Geltende Erlasse (SMBl. NRW.)  mit Stand vom 8.11.2022


Schulwegsicherung und Beförderung von Schülerinnen und Schülern Gem. RdErl. d. Ministeriums für Stadtentwicklung und Verkehr (am 1.1.2003: MVEL)-III C 2-22-00-, d. Kultusministeriums (am 1.1.2003: MSJK) – II A 2.36-35/0 Nr. 349/94- u. d. Innenministeriums -IV C 4-6273- v. 18.8.1994

 

Schulwegsicherung und Beförderung von Schülerinnen und Schülern Gem. RdErl. d. Ministeriums für Stadtentwicklung und Verkehr (am 1.1.2003: MVEL)-III C 2-22-00-, d.
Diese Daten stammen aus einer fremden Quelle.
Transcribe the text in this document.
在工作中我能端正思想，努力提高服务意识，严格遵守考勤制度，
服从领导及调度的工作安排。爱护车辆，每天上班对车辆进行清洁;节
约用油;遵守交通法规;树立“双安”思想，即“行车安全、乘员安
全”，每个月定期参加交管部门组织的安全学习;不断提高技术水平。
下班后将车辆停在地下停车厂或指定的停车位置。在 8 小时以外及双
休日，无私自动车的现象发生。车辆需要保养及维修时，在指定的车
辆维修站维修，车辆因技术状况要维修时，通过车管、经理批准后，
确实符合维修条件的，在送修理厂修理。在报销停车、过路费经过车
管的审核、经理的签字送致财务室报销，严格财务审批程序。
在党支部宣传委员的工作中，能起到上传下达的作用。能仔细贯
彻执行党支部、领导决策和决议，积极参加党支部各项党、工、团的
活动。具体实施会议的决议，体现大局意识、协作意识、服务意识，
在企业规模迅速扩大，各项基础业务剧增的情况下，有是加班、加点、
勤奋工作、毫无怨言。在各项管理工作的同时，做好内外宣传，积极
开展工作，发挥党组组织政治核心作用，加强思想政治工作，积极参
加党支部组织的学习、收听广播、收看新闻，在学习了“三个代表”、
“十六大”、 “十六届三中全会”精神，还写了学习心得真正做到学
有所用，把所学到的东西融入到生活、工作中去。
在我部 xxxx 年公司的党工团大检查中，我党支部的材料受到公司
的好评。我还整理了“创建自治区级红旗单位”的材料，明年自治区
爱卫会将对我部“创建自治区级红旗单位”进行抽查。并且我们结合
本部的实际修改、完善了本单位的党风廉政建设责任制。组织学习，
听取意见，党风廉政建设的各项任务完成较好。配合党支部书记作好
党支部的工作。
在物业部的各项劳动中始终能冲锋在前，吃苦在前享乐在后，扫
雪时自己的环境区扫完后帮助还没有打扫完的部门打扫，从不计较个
Kultusministeriums (am 1.1.2003: MSJK) – II A 2.36-35/0 Nr. 349/94- u. d. Innenministeriums -IV C 4-6273- v. 18.8.1994

Schulwegsicherung und Beförderung von Schülerinnen und Schülern
Gem. RdErl. d. Ministeriums für Stadtentwicklung und Verkehr
(am 1.1.2003: MVEL)-III C 2-22-00-,

d. Kultusministeriums (am 1.1.2003: MSJK) – II A 2.36-35/0 Nr. 349/94-
u. d. Innenministeriums -IV C 4-6273-
v. 18.8.1994

Die Sicherheit von Schülerinnen und Schülern auf ihrem täglichen Weg von und zur Schule zu erhöhen, gehört mit zu den wichtigsten Zielen der Verkehrspolitik. Die Zahl der Kinder, die auf dem Schulweg verunglücken, ist immer noch zu hoch.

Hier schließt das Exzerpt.